It is the premise of the book that made me pick it up. The curiosity in me made me want to know what would have happened in such a situation where one volunteers to live alone for seven years.
It is January 1793, England. There is an advertisement placed in the papers. The advert says:
A reward of £50 a year for life is offered to any man who will undertake to live for 7 years underground without seeing a human face: to let his toe and fingernails grow during the whole of his confinement, together with his beard. Commodious apartmenets are provide with cold bath, chamber organ, as many books as the occupier shall desire. Provisions with be served from Mr. Powysws’s table. Every convenience desired will be provided.
This is an actual advert that was placed in the papers. The writer of the book Alix Nathan has created a fictional narrative around this advert and has come up with a genuinely creepy and disturbing story in The Warlow Experiment.
Mr. Herbert Powyss is a scientist who wants to make a name for himself by conducting such an experiment to see the effects of a prolonged solitude on a man for seven years. In comes a poor man, John Warlow, who has a wife and six children to support. He needs the money (I can’t imagine what £50 would have sounded like to someone in the 1700s.
Warlow signs up for the experiment, and is given assurance by Powyss that his wife and children will be looked after during the next seven years. Warlow is sent to the basement to his lodgings. Food is sent down to him via the dumbwaiter, along with the books he wants to read. Warlow also writes in his diary to record his thought process. He seems to settle in easy in the initial days. However, as the days and years pass, Warlow starts going a little crazy. His writing skills also deteriorate and his words become ineligible.
But soon, he starts longing for some human interaction. Unexpectedly, Powyss, the scientist, starts interacting with his subject’s wife, which is when things start going horribly wrong.
The French Revolution is also happening at the same time. The servants in the house are riled up by the thought of overthrowing their master. They begin to see the Warlow Experiment as an example of an upper class man taking advantage of a lower class man.
The consequences of such an experiment by a selfish and self-entitled man on a poor, hapless man, prove to be disastrous for everyone by the end of it all.

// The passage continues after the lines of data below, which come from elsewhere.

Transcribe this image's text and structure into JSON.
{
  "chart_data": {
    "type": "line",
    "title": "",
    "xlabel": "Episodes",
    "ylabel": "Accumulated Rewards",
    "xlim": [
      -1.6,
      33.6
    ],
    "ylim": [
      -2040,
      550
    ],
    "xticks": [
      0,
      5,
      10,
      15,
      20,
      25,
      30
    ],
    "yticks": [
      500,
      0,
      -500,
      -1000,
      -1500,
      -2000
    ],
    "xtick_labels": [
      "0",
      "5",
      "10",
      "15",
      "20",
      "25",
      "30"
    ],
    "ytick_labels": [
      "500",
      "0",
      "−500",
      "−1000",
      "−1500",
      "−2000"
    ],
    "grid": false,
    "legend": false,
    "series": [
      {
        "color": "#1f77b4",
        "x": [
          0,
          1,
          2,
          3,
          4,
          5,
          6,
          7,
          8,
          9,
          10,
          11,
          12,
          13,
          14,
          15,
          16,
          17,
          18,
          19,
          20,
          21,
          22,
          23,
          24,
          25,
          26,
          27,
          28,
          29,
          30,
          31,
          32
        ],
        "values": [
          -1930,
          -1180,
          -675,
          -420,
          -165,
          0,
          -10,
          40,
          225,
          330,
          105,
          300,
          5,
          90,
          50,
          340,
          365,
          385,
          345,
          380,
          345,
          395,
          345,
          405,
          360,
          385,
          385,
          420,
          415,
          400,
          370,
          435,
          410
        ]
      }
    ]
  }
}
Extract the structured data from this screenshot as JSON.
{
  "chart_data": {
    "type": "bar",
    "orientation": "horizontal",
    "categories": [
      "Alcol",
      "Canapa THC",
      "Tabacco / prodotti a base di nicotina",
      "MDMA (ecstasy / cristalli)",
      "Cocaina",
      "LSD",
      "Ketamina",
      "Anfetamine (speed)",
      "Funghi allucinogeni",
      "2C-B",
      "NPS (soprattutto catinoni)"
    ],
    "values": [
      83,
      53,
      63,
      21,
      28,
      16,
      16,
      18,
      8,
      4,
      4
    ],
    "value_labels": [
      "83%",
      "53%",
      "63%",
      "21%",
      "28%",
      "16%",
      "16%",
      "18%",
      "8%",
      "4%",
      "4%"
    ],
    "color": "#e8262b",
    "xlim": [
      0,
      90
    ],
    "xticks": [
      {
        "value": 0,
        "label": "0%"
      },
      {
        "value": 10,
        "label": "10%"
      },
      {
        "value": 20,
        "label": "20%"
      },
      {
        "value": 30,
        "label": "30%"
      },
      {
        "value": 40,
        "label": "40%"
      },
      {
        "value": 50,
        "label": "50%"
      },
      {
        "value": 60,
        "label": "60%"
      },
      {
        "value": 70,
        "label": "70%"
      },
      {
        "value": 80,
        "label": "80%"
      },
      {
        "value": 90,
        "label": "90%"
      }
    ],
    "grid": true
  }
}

The book is creepy and sinister, and as we progress further, it was only hard to imagine the living conditions of Warlow. I started feeling disgust just to think about how filthy his living conditions would have been: poor toilet facilities, frequency of taking baths lessens, and allowing creepy crawlies all over him. There were moments when I felt the book was lagging (could have been shorter by 30-40 pages) but somehow the writer managed to keep my interest. I really wanted to how the experiment ended so that kept me going.
The highlight for me in the book was to experience the experiment from Warlow’s point of view. The slow descent into madness, the frustration, the solitude– it all gets to him. Made me wonder what I would have done had I been in his shoes.
The Warlow Experiment is a work of fiction but it’s based on real people, so just to know that such an experiment existed amps up the horror of it all.